A federal court awarded a judgment of $2,755,000 plus attorneys’ fees against the white supremacist group Patriot Front, its leader Thomas Rousseau, and a number of its members related to violence they committed in Boston in July 2022.
Amy Spitalnick, CEO of the Jewish Council for Public Affairs (JCPA), previously organized the successful legal effort to hold accountable the white supremacists responsible for the 2017 Charlottesville violence and advised the Patriot Front case in her role as a senior advisor on extremism at Human Rights First. Spitalnick released the following statement:
“Accountability matters, especially in this moment of rising and increasing normalized extremism. Today’s decision sends a message that there will in fact be consequences for violent hate.
As we saw in our Charlottesville case, civil lawsuits like this can have direct financial and operational ramifications for these hate groups and their leaders.
I was proud to have helped advise this effort through my work with Human Rights First. Charles Murrell – who survived racist, violent hate at the hands of these extremists – deserves our gratitude for courageously bringing this case.

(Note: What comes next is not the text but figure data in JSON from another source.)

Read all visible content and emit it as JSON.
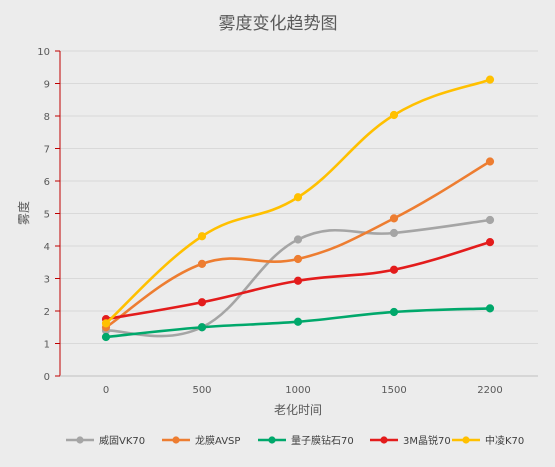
{
  "chart_data": {
    "type": "line",
    "title": "雾度变化趋势图",
    "xlabel": "老化时间",
    "ylabel": "雾度",
    "categories": [
      "0",
      "500",
      "1000",
      "1500",
      "2200"
    ],
    "ylim": [
      0,
      10
    ],
    "yticks": [
      "0",
      "1",
      "2",
      "3",
      "4",
      "5",
      "6",
      "7",
      "8",
      "9",
      "10"
    ],
    "grid": true,
    "smooth": true,
    "legend_position": "bottom",
    "series": [
      {
        "name": "威固VK70",
        "color": "#a5a5a5",
        "values": [
          1.4,
          1.5,
          4.2,
          4.4,
          4.8
        ]
      },
      {
        "name": "龙膜AVSP",
        "color": "#ed7d31",
        "values": [
          1.5,
          3.45,
          3.6,
          4.85,
          6.6
        ]
      },
      {
        "name": "量子膜钻石70",
        "color": "#00a86b",
        "values": [
          1.2,
          1.5,
          1.67,
          1.97,
          2.08
        ]
      },
      {
        "name": "3M晶锐70",
        "color": "#e31c1c",
        "values": [
          1.75,
          2.27,
          2.93,
          3.27,
          4.12
        ]
      },
      {
        "name": "中凌K70",
        "color": "#ffc000",
        "values": [
          1.62,
          4.3,
          5.5,
          8.03,
          9.12
        ]
      }
    ]
  }
}
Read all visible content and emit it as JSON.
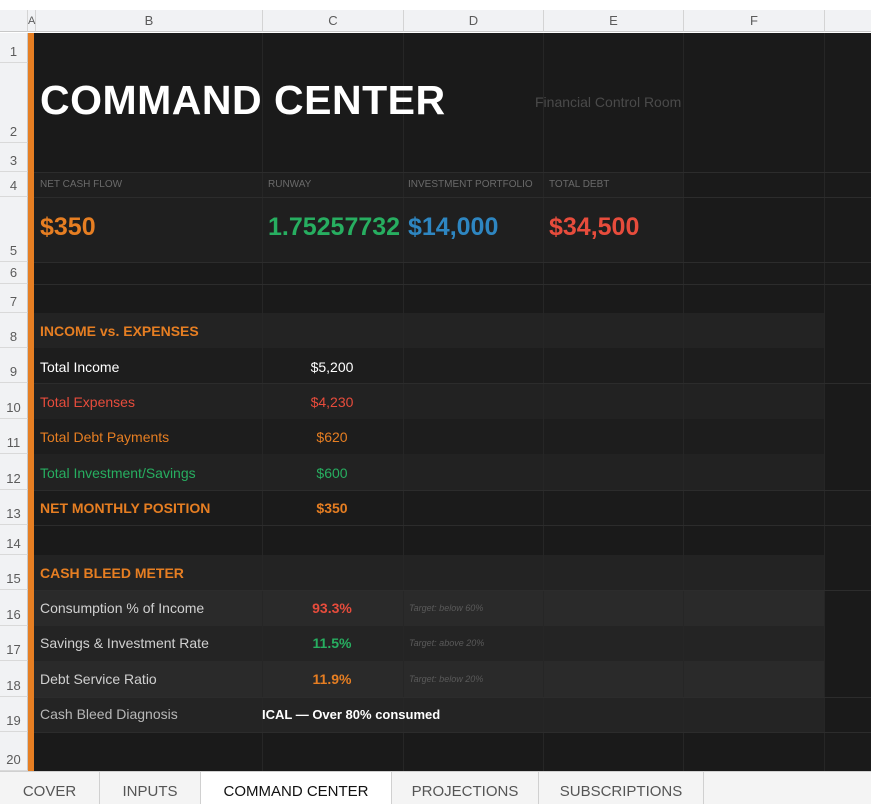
{
  "columns": [
    "A",
    "B",
    "C",
    "D",
    "E",
    "F"
  ],
  "rows": [
    "1",
    "2",
    "3",
    "4",
    "5",
    "6",
    "7",
    "8",
    "9",
    "10",
    "11",
    "12",
    "13",
    "14",
    "15",
    "16",
    "17",
    "18",
    "19",
    "20"
  ],
  "header": {
    "title": "COMMAND CENTER",
    "subtitle": "Financial Control Room"
  },
  "kpis": [
    {
      "label": "NET CASH FLOW",
      "value": "$350",
      "color": "#e67e22"
    },
    {
      "label": "RUNWAY",
      "value": "1.75257732",
      "color": "#27ae60"
    },
    {
      "label": "INVESTMENT PORTFOLIO",
      "value": "$14,000",
      "color": "#2e86c1"
    },
    {
      "label": "TOTAL DEBT",
      "value": "$34,500",
      "color": "#e74c3c"
    }
  ],
  "income_expenses": {
    "heading": "INCOME vs. EXPENSES",
    "rows": [
      {
        "label": "Total Income",
        "value": "$5,200",
        "color": "#ffffff"
      },
      {
        "label": "Total Expenses",
        "value": "$4,230",
        "color": "#e74c3c"
      },
      {
        "label": "Total Debt Payments",
        "value": "$620",
        "color": "#e67e22"
      },
      {
        "label": "Total Investment/Savings",
        "value": "$600",
        "color": "#27ae60"
      }
    ],
    "net": {
      "label": "NET MONTHLY POSITION",
      "value": "$350",
      "color": "#e67e22"
    }
  },
  "cash_bleed": {
    "heading": "CASH BLEED METER",
    "rows": [
      {
        "label": "Consumption % of Income",
        "value": "93.3%",
        "target": "Target: below 60%",
        "color": "#e74c3c"
      },
      {
        "label": "Savings & Investment Rate",
        "value": "11.5%",
        "target": "Target: above 20%",
        "color": "#27ae60"
      },
      {
        "label": "Debt Service Ratio",
        "value": "11.9%",
        "target": "Target: below 20%",
        "color": "#e67e22"
      }
    ],
    "diagnosis": {
      "label": "Cash Bleed Diagnosis",
      "value": "ICAL — Over 80% consumed"
    }
  },
  "sheet_tabs": [
    {
      "label": "COVER",
      "active": false
    },
    {
      "label": "INPUTS",
      "active": false
    },
    {
      "label": "COMMAND CENTER",
      "active": true
    },
    {
      "label": "PROJECTIONS",
      "active": false
    },
    {
      "label": "SUBSCRIPTIONS",
      "active": false
    }
  ]
}
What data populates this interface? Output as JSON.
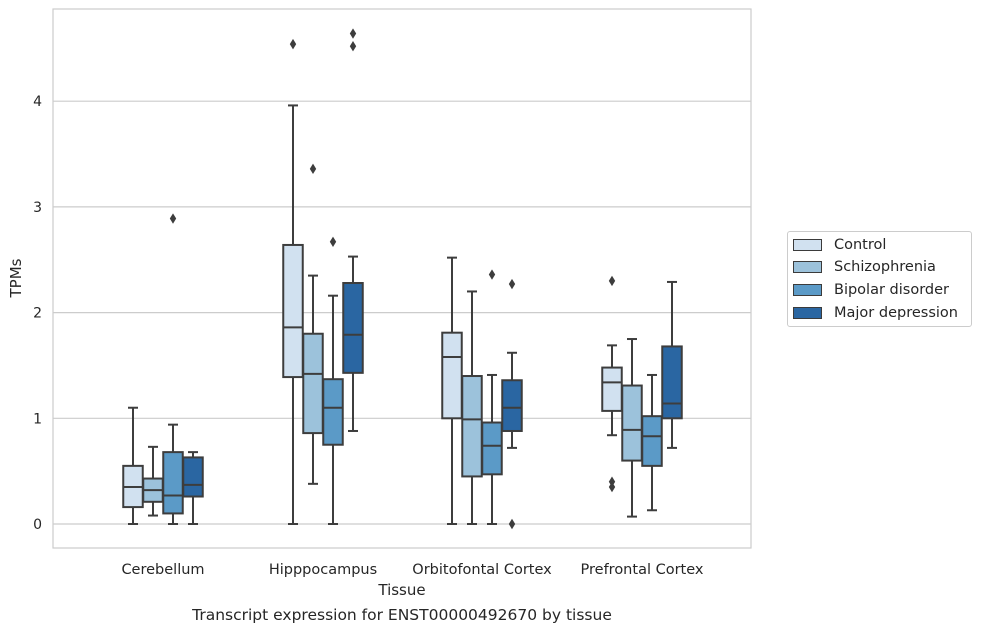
{
  "caption": "Transcript expression for ENST00000492670 by tissue",
  "chart_data": {
    "type": "box",
    "xlabel": "Tissue",
    "ylabel": "TPMs",
    "ylim": [
      -0.22,
      4.9
    ],
    "yticks": [
      0,
      1,
      2,
      3,
      4
    ],
    "grid": "horizontal",
    "legend_placement": "right",
    "categories": [
      "Cerebellum",
      "Hipppocampus",
      "Orbitofontal Cortex",
      "Prefrontal Cortex"
    ],
    "series": [
      {
        "name": "Control",
        "color": "#d1e1f0",
        "boxes": [
          {
            "q1": 0.16,
            "median": 0.35,
            "q3": 0.55,
            "whislo": 0.0,
            "whishi": 1.1,
            "fliers": []
          },
          {
            "q1": 1.39,
            "median": 1.86,
            "q3": 2.64,
            "whislo": 0.0,
            "whishi": 3.96,
            "fliers": [
              4.54
            ]
          },
          {
            "q1": 1.0,
            "median": 1.58,
            "q3": 1.81,
            "whislo": 0.0,
            "whishi": 2.52,
            "fliers": []
          },
          {
            "q1": 1.07,
            "median": 1.34,
            "q3": 1.48,
            "whislo": 0.84,
            "whishi": 1.69,
            "fliers": [
              2.3,
              0.4,
              0.35
            ]
          }
        ]
      },
      {
        "name": "Schizophrenia",
        "color": "#9cc2db",
        "boxes": [
          {
            "q1": 0.21,
            "median": 0.32,
            "q3": 0.43,
            "whislo": 0.08,
            "whishi": 0.73,
            "fliers": []
          },
          {
            "q1": 0.86,
            "median": 1.42,
            "q3": 1.8,
            "whislo": 0.38,
            "whishi": 2.35,
            "fliers": [
              3.36
            ]
          },
          {
            "q1": 0.45,
            "median": 0.99,
            "q3": 1.4,
            "whislo": 0.0,
            "whishi": 2.2,
            "fliers": []
          },
          {
            "q1": 0.6,
            "median": 0.89,
            "q3": 1.31,
            "whislo": 0.07,
            "whishi": 1.75,
            "fliers": []
          }
        ]
      },
      {
        "name": "Bipolar disorder",
        "color": "#5b9ac7",
        "boxes": [
          {
            "q1": 0.1,
            "median": 0.27,
            "q3": 0.68,
            "whislo": 0.0,
            "whishi": 0.94,
            "fliers": [
              2.89
            ]
          },
          {
            "q1": 0.75,
            "median": 1.1,
            "q3": 1.37,
            "whislo": 0.0,
            "whishi": 2.16,
            "fliers": [
              2.67
            ]
          },
          {
            "q1": 0.47,
            "median": 0.74,
            "q3": 0.96,
            "whislo": 0.0,
            "whishi": 1.41,
            "fliers": [
              2.36
            ]
          },
          {
            "q1": 0.55,
            "median": 0.83,
            "q3": 1.02,
            "whislo": 0.13,
            "whishi": 1.41,
            "fliers": []
          }
        ]
      },
      {
        "name": "Major depression",
        "color": "#2a66a2",
        "boxes": [
          {
            "q1": 0.26,
            "median": 0.37,
            "q3": 0.63,
            "whislo": 0.0,
            "whishi": 0.68,
            "fliers": []
          },
          {
            "q1": 1.43,
            "median": 1.79,
            "q3": 2.28,
            "whislo": 0.88,
            "whishi": 2.53,
            "fliers": [
              4.64,
              4.52
            ]
          },
          {
            "q1": 0.88,
            "median": 1.1,
            "q3": 1.36,
            "whislo": 0.72,
            "whishi": 1.62,
            "fliers": [
              2.27,
              0.0
            ]
          },
          {
            "q1": 1.0,
            "median": 1.14,
            "q3": 1.68,
            "whislo": 0.72,
            "whishi": 2.29,
            "fliers": []
          }
        ]
      }
    ]
  }
}
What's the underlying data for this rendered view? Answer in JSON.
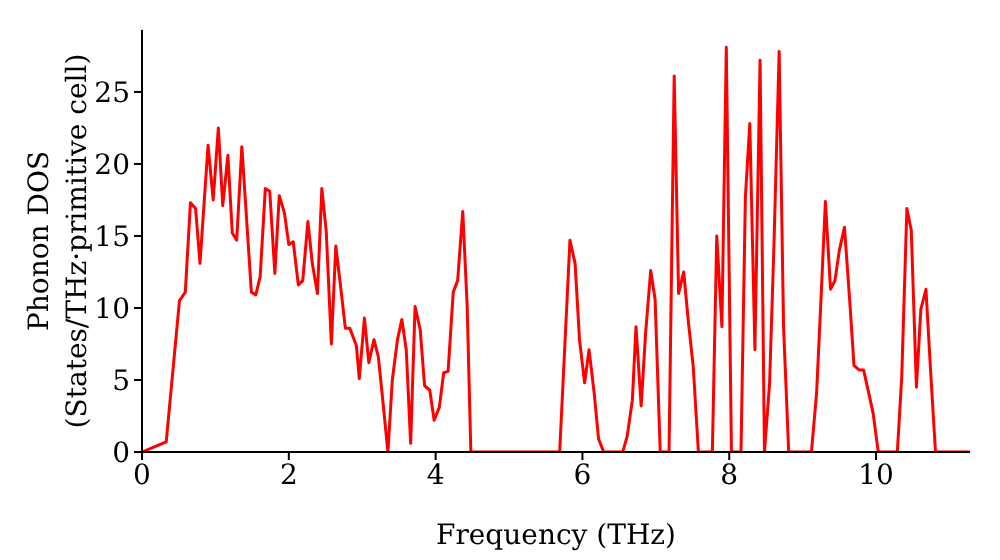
{
  "chart_data": {
    "type": "line",
    "xlabel": "Frequency (THz)",
    "ylabel": "Phonon DOS\n(States/THz·primitive cell)",
    "x": [
      0,
      0.33,
      0.51,
      0.59,
      0.66,
      0.73,
      0.79,
      0.9,
      0.97,
      1.04,
      1.1,
      1.17,
      1.23,
      1.29,
      1.36,
      1.49,
      1.55,
      1.61,
      1.68,
      1.74,
      1.81,
      1.87,
      1.94,
      2.0,
      2.06,
      2.13,
      2.19,
      2.26,
      2.32,
      2.39,
      2.45,
      2.51,
      2.58,
      2.64,
      2.71,
      2.77,
      2.83,
      2.92,
      2.96,
      3.03,
      3.09,
      3.16,
      3.22,
      3.28,
      3.35,
      3.41,
      3.48,
      3.54,
      3.6,
      3.66,
      3.72,
      3.79,
      3.85,
      3.92,
      3.98,
      4.05,
      4.11,
      4.17,
      4.24,
      4.3,
      4.37,
      4.43,
      4.48,
      5.69,
      5.83,
      5.9,
      5.96,
      6.03,
      6.09,
      6.16,
      6.22,
      6.29,
      6.55,
      6.61,
      6.68,
      6.73,
      6.8,
      6.86,
      6.93,
      6.99,
      7.06,
      7.18,
      7.25,
      7.31,
      7.38,
      7.44,
      7.51,
      7.58,
      7.77,
      7.83,
      7.9,
      7.96,
      8.03,
      8.16,
      8.22,
      8.28,
      8.35,
      8.42,
      8.48,
      8.55,
      8.61,
      8.68,
      8.74,
      8.81,
      9.12,
      9.19,
      9.25,
      9.31,
      9.38,
      9.44,
      9.5,
      9.57,
      9.64,
      9.7,
      9.77,
      9.83,
      9.9,
      9.96,
      10.03,
      10.29,
      10.35,
      10.42,
      10.48,
      10.55,
      10.61,
      10.68,
      10.74,
      10.81,
      11.28
    ],
    "values": [
      0,
      0.7,
      10.5,
      11.1,
      17.3,
      16.9,
      13.1,
      21.3,
      17.5,
      22.5,
      17.1,
      20.6,
      15.2,
      14.7,
      21.2,
      11.1,
      10.9,
      12.2,
      18.3,
      18.1,
      12.4,
      17.8,
      16.6,
      14.4,
      14.6,
      11.6,
      11.9,
      16.0,
      13.1,
      11.0,
      18.3,
      15.3,
      7.5,
      14.3,
      11.3,
      8.6,
      8.6,
      7.4,
      5.1,
      9.3,
      6.2,
      7.8,
      6.6,
      3.6,
      0,
      5.0,
      7.8,
      9.2,
      7.1,
      0.6,
      10.1,
      8.5,
      4.6,
      4.3,
      2.2,
      3.1,
      5.5,
      5.6,
      11.1,
      11.9,
      16.7,
      10.1,
      0,
      0,
      14.7,
      13.1,
      7.8,
      4.8,
      7.1,
      4.1,
      0.9,
      0,
      0,
      1.1,
      3.6,
      8.7,
      3.2,
      8.2,
      12.6,
      10.6,
      0,
      0,
      26.1,
      11.0,
      12.5,
      9.2,
      5.9,
      0,
      0,
      15.0,
      8.7,
      28.1,
      0,
      0,
      17.7,
      22.8,
      7.1,
      27.2,
      0,
      4.8,
      14.5,
      27.8,
      8.7,
      0,
      0,
      4.1,
      10.6,
      17.4,
      11.3,
      11.9,
      14.0,
      15.6,
      10.6,
      6.0,
      5.7,
      5.7,
      4.1,
      2.7,
      0,
      0,
      5.2,
      16.9,
      15.4,
      4.5,
      9.9,
      11.3,
      5.9,
      0,
      0
    ],
    "color": "#ff0000",
    "line_style": "solid",
    "marker": "none",
    "xlim": [
      0,
      11.28
    ],
    "xticks": [
      0,
      2,
      4,
      6,
      8,
      10
    ],
    "ylim": [
      0,
      29.3
    ],
    "yticks": [
      0,
      5,
      10,
      15,
      20,
      25
    ]
  }
}
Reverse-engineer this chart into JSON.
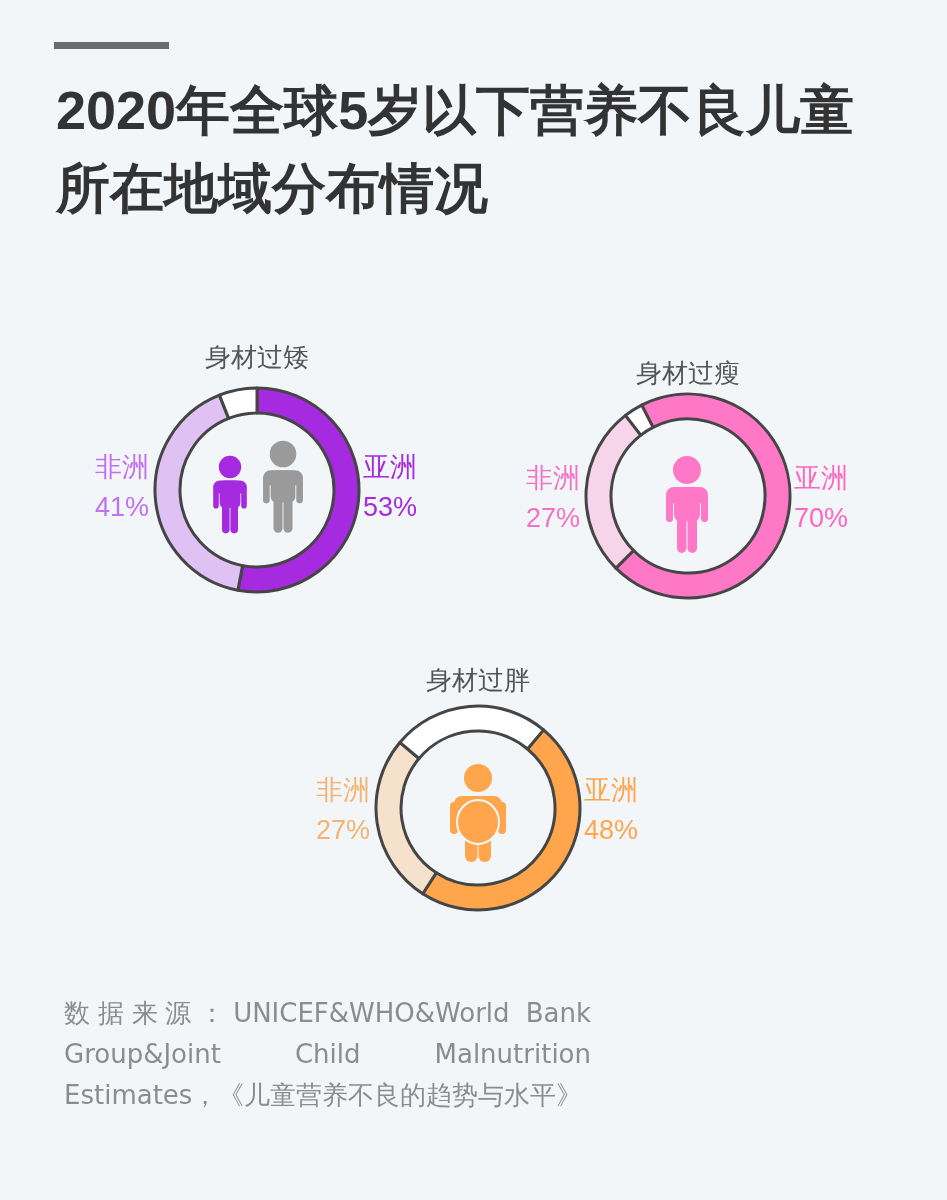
{
  "chart_data": [
    {
      "type": "other",
      "title": "2020年全球5岁以下营养不良儿童所在地域分布情况",
      "annotations": [
        "数据来源：UNICEF&WHO&World Bank Group&Joint Child Malnutrition Estimates，《儿童营养不良的趋势与水平》"
      ]
    },
    {
      "type": "donut",
      "title": "身材过矮",
      "categories": [
        "亚洲",
        "非洲",
        null
      ],
      "values": [
        53,
        41,
        6
      ],
      "colors": [
        "#a52ae0",
        "#dfc1f3",
        "#ffffff"
      ],
      "value_labels": [
        "53%",
        "41%",
        null
      ]
    },
    {
      "type": "donut",
      "title": "身材过瘦",
      "categories": [
        "亚洲",
        "非洲",
        null
      ],
      "values": [
        70,
        27,
        3
      ],
      "colors": [
        "#ff78c8",
        "#f6d4ea",
        "#ffffff"
      ],
      "value_labels": [
        "70%",
        "27%",
        null
      ]
    },
    {
      "type": "donut",
      "title": "身材过胖",
      "categories": [
        "亚洲",
        "非洲",
        null
      ],
      "values": [
        48,
        27,
        25
      ],
      "colors": [
        "#ffa64d",
        "#f6e1cc",
        "#ffffff"
      ],
      "value_labels": [
        "48%",
        "27%",
        null
      ]
    }
  ]
}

Of course, accountability like this must go hand-in-hand with the broader policies necessary to truly confront the threat of hate-fueled violence and broader anti-democratic extremism. That requires leaders on all levels of government and civil society to unequivocally reject this hate. As we look towards the months ahead, with the prospect of increasingly emboldened extremists, we will not give up on this work, which will only be more urgent.”